ABSTRACT

This article provides an overview of the new MedTech European regulatory environment and opportunities for the Medical Affairs function to evolve and bring value to the respective organizations. The European Regulations ask for an increased effort from manufacturers to generate and communicate clinical evidence on the safety and performance of their Medical devices, In vitro-diagnostics and Drug Device Combinations. In conjunction with increased quality standards they make a compelling case for Medical & Scientific Governance with a prominent role for Medical Affairs in many pre- and post-market processes. A transformation of Medical Affairs into a strategic business function makes the medical device industry an exciting place to be for Medical Affairs professionals.

INTRODUCTION

For over two decades, Medical devices and In-vitro Diagnostics have been regulated in Europe by Directives for MEDICAL DEVICES (MDD) and IN VITRO DIAGNOSTICS (IVDD)^1,2,3 that were published in 1993 and 1998 respectively. A separate Directive for Active Implantable Medical Devices (AIMD) was published in 1990 with a last revision in 2009. According to these Directives, devices are approved for the European Single Market only after having obtained CE Mark for which manufacturers need to demonstrate conformity to essential requirements relating to the device’s performance and safety for patients and users. After public consultation by the European Commission in 2008 it became clear that an update of the Directives was needed, one reason being the simple fact that new technologies such as companion diagnostic devices were not yet covered. The need for revision gained traction after incidents with breast implants, transvaginal meshes around 2009 and metal-on-metal hip prostheses a couple of years later. Eventually, the revision process that started in 2012 resulted in the Medical Device Regulation (MDR) in which MDD and AIMD were combined and the In Vitro Diagnostics Regulation (IVDR)^4,5. The new Regulations were published in 2017, with May 25, 2017 as the official date of entering into force. A transition period to full implementation of the MDR and IVDR was allowed for three and five years respectively, which means the MDR applies from May 26, 2020 and IVDR from May 26, 2022.

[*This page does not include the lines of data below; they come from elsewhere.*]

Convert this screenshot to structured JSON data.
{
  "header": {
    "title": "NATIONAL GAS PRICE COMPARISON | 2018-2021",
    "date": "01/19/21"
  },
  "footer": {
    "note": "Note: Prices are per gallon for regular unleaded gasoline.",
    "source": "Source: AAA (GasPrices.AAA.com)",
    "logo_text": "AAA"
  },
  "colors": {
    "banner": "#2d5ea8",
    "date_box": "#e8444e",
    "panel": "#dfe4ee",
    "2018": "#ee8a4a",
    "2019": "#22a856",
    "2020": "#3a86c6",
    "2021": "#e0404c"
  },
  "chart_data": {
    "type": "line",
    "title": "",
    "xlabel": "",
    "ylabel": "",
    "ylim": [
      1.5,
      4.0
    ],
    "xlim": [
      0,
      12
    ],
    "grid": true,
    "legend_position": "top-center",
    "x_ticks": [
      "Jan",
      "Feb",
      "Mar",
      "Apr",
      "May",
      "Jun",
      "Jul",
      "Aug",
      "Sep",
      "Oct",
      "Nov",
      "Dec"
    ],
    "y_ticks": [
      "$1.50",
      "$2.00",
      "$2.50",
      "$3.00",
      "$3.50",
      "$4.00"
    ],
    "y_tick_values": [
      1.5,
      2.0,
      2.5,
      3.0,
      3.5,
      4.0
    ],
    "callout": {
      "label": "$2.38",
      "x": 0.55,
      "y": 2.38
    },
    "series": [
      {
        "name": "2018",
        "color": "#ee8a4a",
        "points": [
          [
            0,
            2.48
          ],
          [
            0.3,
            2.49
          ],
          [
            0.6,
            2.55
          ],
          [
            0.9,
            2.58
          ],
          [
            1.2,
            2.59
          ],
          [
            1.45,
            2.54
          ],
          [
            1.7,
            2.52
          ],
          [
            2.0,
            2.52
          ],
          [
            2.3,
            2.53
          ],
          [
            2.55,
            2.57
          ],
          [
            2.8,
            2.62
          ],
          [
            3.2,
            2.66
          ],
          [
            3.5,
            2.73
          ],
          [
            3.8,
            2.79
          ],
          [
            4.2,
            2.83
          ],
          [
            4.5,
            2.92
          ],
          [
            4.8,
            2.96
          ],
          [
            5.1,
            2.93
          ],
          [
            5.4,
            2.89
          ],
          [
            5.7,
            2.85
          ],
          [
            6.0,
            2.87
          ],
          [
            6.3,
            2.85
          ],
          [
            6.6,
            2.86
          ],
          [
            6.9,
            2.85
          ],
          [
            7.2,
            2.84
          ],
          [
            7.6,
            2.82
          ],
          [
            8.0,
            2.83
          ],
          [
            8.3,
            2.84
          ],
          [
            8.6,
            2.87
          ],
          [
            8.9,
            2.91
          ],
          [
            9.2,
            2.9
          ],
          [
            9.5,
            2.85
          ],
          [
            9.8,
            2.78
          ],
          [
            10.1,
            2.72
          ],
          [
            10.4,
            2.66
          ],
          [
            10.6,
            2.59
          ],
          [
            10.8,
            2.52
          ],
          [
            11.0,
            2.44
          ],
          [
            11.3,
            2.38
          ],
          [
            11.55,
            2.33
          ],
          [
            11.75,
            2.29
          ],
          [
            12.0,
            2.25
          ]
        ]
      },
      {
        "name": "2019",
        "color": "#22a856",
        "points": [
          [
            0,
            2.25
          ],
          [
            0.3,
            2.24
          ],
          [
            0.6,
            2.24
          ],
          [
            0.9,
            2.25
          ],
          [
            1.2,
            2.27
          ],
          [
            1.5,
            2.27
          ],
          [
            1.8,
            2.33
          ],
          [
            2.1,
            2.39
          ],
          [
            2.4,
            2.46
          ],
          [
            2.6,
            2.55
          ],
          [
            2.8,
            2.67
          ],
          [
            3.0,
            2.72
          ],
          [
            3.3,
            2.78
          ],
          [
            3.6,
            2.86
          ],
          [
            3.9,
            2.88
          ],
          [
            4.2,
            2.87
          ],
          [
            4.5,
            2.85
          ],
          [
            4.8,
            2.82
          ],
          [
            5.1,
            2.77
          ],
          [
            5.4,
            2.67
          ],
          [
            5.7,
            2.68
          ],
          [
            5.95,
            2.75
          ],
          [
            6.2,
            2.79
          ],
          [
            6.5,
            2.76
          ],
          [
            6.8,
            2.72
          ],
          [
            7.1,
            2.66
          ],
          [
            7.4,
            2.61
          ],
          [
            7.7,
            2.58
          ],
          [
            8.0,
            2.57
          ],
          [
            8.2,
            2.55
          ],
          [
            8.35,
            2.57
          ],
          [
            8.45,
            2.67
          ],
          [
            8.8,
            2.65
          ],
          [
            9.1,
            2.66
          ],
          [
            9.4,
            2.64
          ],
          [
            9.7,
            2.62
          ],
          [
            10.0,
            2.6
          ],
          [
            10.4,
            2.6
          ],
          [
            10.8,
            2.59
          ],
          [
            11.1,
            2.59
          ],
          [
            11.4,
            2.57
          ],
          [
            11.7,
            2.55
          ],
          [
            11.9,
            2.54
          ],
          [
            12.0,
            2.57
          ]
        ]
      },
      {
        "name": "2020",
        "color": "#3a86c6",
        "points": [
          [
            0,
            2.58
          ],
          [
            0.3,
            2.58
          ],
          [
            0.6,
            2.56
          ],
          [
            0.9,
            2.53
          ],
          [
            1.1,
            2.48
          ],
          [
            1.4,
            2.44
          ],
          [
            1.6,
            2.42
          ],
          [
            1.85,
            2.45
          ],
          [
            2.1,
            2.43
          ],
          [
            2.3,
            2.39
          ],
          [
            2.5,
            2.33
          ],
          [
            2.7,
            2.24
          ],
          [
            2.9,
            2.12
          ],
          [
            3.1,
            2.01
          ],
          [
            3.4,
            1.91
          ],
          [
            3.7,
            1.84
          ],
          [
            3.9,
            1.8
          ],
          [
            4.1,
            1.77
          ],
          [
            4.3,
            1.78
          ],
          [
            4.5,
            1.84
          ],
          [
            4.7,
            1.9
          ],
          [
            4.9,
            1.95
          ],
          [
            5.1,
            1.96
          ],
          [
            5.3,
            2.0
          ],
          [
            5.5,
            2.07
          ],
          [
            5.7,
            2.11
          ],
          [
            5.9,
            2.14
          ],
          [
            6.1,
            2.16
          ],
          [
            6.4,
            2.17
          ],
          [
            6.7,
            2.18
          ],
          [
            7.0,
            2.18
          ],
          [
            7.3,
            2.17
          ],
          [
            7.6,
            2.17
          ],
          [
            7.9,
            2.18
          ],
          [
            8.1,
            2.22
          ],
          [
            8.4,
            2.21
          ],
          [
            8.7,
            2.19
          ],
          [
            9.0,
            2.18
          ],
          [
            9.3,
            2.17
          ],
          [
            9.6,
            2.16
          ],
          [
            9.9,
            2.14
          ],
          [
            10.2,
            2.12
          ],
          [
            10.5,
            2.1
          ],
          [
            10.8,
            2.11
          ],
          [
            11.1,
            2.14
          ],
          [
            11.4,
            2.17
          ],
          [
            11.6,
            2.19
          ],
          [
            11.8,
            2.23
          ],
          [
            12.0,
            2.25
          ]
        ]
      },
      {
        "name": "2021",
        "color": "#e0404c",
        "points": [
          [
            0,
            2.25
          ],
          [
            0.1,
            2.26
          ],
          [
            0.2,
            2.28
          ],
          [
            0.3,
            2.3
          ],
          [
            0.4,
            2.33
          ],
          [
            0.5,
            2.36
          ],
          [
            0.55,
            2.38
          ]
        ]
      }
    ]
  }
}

So far so good… and then the COVID-19 crisis struck Europe, right at the moment when the medical device industry and notified bodies are transitioning to the new Regulations. Therefore, in order to “take the pressure off national authorities, notified bodies, manufacturers and other actors so they can focus fully on urgent priorities related to the coronavirus,” the European Commission has decided to move back the date on which the new MDR would fully apply by one year, to 26 May 2021. MedTech Europe, the European trade organization of medical device manufacturers, has advocated for a similar delay for the IVDR.

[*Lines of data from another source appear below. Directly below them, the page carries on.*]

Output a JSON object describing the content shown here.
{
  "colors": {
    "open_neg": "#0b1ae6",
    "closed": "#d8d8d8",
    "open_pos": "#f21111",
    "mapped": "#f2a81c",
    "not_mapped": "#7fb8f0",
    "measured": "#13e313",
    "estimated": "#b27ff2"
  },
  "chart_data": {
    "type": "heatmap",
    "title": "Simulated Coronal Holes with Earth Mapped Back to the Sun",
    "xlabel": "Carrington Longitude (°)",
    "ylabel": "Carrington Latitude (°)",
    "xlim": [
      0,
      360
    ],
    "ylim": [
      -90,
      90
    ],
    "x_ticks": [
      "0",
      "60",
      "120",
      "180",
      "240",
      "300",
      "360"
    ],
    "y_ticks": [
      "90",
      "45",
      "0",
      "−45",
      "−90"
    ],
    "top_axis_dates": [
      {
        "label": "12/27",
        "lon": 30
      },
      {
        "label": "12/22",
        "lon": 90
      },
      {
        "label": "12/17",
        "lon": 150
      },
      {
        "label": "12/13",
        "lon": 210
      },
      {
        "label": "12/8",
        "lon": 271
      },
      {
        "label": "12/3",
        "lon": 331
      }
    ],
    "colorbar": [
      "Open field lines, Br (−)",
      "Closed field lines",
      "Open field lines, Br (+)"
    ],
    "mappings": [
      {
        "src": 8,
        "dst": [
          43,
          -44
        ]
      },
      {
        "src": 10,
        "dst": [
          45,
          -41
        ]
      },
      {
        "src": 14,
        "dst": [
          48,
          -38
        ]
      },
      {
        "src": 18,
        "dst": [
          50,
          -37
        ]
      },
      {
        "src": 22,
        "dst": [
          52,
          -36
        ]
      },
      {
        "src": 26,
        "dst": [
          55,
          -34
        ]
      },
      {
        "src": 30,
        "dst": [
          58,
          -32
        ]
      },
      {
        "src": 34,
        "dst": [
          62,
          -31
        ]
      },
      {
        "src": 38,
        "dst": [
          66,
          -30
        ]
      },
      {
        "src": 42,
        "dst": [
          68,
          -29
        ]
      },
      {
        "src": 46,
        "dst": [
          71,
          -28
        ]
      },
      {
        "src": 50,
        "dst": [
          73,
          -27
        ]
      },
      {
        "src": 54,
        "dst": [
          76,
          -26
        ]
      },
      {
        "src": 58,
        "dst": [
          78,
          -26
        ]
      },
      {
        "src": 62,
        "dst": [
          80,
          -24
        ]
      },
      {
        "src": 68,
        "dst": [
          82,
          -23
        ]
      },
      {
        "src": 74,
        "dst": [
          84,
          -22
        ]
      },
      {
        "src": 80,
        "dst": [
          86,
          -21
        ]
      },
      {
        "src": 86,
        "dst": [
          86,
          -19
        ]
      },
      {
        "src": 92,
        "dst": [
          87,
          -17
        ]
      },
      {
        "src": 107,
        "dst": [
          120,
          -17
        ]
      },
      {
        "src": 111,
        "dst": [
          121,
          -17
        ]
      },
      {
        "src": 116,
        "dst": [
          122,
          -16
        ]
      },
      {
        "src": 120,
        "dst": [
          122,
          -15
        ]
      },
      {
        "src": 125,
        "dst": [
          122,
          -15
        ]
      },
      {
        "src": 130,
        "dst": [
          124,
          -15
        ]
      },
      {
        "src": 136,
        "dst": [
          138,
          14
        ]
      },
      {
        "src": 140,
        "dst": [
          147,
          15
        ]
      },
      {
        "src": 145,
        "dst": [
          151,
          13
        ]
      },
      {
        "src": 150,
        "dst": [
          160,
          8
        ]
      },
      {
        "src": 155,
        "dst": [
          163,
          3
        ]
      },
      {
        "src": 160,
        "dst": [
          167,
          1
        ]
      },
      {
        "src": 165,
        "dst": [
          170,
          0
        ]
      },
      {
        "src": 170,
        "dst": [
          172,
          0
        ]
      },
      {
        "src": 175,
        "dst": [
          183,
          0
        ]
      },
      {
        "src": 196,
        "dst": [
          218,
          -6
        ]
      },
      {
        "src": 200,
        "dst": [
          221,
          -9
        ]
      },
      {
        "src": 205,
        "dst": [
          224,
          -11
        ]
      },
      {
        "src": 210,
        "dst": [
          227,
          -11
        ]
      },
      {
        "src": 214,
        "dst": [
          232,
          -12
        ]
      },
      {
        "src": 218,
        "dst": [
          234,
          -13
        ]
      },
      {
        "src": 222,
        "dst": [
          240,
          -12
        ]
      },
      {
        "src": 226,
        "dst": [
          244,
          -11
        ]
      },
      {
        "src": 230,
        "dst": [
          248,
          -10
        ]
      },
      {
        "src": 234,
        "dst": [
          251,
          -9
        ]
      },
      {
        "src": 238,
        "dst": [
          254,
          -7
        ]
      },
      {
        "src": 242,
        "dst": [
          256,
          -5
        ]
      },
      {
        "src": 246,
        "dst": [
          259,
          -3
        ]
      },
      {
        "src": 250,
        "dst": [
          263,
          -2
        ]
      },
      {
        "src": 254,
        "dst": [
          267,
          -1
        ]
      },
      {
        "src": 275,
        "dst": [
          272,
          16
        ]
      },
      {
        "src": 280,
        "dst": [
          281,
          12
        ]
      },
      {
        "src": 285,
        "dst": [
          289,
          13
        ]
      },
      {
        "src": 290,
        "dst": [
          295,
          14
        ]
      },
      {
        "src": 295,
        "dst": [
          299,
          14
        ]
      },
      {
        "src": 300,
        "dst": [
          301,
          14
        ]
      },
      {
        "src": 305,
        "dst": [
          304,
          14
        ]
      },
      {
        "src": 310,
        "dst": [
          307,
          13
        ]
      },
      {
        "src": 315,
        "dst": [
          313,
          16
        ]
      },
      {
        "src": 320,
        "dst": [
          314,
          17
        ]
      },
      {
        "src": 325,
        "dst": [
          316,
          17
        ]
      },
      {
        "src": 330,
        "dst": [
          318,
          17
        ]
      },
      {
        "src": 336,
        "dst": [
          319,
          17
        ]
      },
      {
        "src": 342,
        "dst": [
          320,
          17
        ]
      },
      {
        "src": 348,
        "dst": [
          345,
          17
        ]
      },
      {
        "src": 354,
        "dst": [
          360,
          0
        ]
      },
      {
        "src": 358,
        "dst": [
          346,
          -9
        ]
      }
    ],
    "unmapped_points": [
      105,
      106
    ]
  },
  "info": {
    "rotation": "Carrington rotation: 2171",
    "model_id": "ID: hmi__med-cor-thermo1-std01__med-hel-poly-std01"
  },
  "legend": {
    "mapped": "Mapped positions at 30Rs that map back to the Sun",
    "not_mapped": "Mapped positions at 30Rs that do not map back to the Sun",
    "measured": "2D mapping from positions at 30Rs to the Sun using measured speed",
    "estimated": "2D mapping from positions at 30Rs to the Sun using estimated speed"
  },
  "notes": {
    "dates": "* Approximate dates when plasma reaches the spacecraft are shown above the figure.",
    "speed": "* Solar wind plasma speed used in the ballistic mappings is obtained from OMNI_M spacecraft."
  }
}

Since the early days of the global COVID-19 crisis the medical industry has made a so far unseen effort in finding (bio-)pharmaceutical solutions, developing vaccines and reliable test kits. Simultaneously, in an attempt to address the relative shortage of masks and intensive care equipment such as ventilators, traditional medical device manufacturers ramped up production. Although regulators accommodate the surge of new devices by fast tracks and exemption rules, new devices are subject to meticulous assessments of performance and safety. And rightly so, since national policies to curb transmission of the virus rely on the quality of diagnostics and personal protection equipment. Especially important is the scrutiny in assessing new medical devices which are intended to be used in the management of the most vulnerable and severely ill COVID-19 patients who end up in hospitals and ICUs.